Windows - Maintenance - Maintenance Window Reboots

Hi Cbranum,

If you have a green checkmark next to your policy name, in general it indicates the endpoint is compliant (in this case, no reboot needed) and the Remediation code will not run.

The Remediation code will run under one of two conditions: The endpoint is not compliant (clock icon next to the policy name on the device, automated run, as scheduled) or if you force it to run (Run On This Device Now).

You can manipulate this behavior. If you want the Remediation code to run as scheduled every time regardless of compliance then you can put ‘exit 1’ in the Evaluation code. This makes the console think the endpoint is not compliant (even though it might be, we just dont care in this case) and the Remediation code will then run.

It is important to scan your device after assigning a new Worklet policy to it (or group of devices). This happens automatically based on the group scan interval, but I prefer to kick a scan off manually to just get it out of the way, no waiting.

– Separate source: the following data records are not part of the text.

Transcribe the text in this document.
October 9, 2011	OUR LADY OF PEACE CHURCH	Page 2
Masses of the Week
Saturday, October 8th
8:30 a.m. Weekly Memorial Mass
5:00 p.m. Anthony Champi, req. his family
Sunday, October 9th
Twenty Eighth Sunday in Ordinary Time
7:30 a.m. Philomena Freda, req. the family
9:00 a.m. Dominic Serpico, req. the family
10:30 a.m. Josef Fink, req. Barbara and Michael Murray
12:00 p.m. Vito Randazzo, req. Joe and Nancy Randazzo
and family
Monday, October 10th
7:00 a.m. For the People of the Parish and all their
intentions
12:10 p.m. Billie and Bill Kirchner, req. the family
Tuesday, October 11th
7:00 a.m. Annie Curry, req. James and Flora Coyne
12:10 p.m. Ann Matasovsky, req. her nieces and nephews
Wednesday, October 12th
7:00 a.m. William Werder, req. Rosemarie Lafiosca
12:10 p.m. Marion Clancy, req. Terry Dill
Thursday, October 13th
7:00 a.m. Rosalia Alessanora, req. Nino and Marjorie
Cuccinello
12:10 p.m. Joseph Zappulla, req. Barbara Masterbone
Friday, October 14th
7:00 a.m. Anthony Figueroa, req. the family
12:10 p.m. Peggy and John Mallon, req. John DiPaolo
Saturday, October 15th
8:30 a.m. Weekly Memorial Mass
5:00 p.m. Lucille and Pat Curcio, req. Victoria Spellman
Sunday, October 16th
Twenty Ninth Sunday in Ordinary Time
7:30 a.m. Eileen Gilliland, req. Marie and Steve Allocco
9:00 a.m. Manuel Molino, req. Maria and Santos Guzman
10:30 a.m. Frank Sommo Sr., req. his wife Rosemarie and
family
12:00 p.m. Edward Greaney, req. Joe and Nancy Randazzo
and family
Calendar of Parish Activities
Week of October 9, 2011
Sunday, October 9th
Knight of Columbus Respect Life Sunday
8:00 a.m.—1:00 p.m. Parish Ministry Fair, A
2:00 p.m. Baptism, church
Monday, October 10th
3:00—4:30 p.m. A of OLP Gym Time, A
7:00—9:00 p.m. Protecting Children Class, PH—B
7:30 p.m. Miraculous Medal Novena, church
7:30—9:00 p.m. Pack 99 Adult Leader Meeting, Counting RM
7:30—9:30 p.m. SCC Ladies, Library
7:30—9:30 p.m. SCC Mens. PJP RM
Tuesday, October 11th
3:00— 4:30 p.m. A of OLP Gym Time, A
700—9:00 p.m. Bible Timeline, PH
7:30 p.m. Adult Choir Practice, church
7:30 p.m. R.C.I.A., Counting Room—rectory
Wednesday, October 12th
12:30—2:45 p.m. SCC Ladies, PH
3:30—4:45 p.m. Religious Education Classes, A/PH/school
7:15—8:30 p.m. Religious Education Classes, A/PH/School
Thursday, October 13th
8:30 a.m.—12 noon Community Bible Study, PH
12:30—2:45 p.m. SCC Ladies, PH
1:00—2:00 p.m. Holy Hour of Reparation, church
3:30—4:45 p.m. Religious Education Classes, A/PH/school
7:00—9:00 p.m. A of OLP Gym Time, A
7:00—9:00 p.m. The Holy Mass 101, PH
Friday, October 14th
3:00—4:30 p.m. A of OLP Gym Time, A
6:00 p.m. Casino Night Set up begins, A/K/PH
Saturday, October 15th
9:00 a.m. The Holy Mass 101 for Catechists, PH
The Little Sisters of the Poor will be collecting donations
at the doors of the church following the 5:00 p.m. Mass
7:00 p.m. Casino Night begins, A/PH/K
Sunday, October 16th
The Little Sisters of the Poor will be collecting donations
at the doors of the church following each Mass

I imagine we could revise the Evaluation code of the Worklet in this case. Looking at the exact notes, there actually isn’t even a condition being checked in the Evaluation code to see if a reboot is pending. It just sets up a potential time window to execute the Remediation code. (Am I (the eval code) running on a certain day at a certain time? If yes, queue up the Remediation code.) If my understanding is accurate its not the best approach we could offer since we couldn’t ensure a scan automatically runs within the parameters of the Evaluation code, and also the Remediation code has to be scheduled for execution which would also fall out of the ‘window’ desired or specified in the Evaluation code.

I think it would make sense to put most of the ‘checks’ found in the Remediation code into the Evaluation code. I’ll ask Anthony on monday to see if I need clarity on my understanding of if we can update how this is functioning.